PR

 東京・目黒区。東急東横線の学芸大学駅のすぐ近くに、ある写真店が1月にオープンした。ひっきりになしに客が訪れ、休日には“満員電車”さながらにごった返す。その多くは若い女性客だ。

 今どき珍しく、活気あふれる写真店「monogram」を手がけたのは、佐藤嘉宏氏。「日本ポラロイドからWebサイトの制作を請け負ったのが、すべての始まりでした」。カメラに関心のなかった同氏は、これを機に“ポラロイド”や、数千円で買えるトイカメラに傾倒する。

 ポラロイドや中国製「Holga」、ロシア製「LOMO」といったトイカメラは、最新のデジカメとは対極にある。ボケやゆがみ、妙な光の写り込みさえ起こる。
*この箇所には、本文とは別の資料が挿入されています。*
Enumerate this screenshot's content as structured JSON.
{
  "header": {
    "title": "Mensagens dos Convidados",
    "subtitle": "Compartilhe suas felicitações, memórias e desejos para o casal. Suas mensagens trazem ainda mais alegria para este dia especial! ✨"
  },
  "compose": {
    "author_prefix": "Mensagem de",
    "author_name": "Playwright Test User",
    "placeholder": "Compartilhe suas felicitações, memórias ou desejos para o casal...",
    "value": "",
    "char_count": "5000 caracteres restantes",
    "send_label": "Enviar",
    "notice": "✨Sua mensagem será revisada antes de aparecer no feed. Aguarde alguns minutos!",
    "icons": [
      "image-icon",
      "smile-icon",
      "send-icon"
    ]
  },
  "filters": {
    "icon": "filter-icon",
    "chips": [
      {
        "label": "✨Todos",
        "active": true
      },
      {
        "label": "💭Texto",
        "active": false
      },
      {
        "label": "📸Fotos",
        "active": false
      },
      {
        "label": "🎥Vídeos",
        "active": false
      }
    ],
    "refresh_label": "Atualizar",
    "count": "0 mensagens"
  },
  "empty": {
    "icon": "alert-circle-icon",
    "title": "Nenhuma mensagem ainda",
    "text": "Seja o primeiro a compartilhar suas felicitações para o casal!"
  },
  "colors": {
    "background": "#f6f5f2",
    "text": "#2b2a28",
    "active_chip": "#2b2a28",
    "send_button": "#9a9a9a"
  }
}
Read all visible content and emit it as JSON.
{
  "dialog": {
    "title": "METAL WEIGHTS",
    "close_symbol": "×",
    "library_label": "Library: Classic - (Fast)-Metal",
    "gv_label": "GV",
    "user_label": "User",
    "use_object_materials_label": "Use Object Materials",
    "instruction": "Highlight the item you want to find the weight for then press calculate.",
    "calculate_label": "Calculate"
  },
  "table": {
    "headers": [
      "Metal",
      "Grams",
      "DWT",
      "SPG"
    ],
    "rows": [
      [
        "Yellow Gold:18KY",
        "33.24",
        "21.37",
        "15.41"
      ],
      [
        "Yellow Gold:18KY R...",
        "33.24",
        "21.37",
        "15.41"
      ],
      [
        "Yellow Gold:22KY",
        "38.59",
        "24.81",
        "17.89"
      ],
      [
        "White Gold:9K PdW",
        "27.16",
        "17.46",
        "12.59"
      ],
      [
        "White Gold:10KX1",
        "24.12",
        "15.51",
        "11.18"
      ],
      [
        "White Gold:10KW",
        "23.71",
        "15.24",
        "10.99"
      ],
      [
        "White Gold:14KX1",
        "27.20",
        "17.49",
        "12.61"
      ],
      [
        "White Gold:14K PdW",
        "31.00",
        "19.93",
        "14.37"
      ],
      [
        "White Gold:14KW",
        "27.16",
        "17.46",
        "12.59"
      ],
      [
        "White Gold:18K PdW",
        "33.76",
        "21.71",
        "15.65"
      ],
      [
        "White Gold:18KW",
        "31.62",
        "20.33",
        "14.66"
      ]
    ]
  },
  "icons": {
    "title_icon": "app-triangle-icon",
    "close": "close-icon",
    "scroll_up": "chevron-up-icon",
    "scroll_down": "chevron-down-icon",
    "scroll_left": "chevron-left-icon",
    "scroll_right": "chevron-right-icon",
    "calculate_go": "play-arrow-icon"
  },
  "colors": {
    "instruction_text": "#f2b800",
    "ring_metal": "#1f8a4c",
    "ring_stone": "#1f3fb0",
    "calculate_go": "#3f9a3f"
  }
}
ところが、この独特の風味がかえって面白いとされ、一部の熱狂的なファン層を生み出した。

 ブームの渦中にいた佐藤氏は、「ポラロイドやトイカメラで写真が好きになった人たちが集える場を提供したい」と思い付く。そこでまず、Web制作会社の本領を発揮し、専門SNS(ソーシャルネットワーキングサービス)を立ち上げることに。「カメラピープルSNS」がそれだ。「いわゆるカメラオタク以外の人を集めたかったので、開設の1カ月前に、一般人の写真を集めた同名の写真集を発刊し、そこでSNSを宣伝しました」。狙いは的中。共感したファンがこぞって押し寄せ、今日に至る。

 「じゃあ次は、店をやるべきだろうと。SNSユーザーがもっと写真を好きになるサービスやモノが買える、理想的な写真店。それがmonogramなんです」。確かに、単にプリントを注文できるだけでなく、客自身が業務用のプリント装置を使わせてもらえるのは、写真店としては異例だ。販売しているのもフィルムカメラや関連雑貨ばかりである。

 「SNSや店舗を通じて、生活の中で写真を楽しむ本当の意味での文化を日本に根付かせたい」。そう語る佐藤氏だった。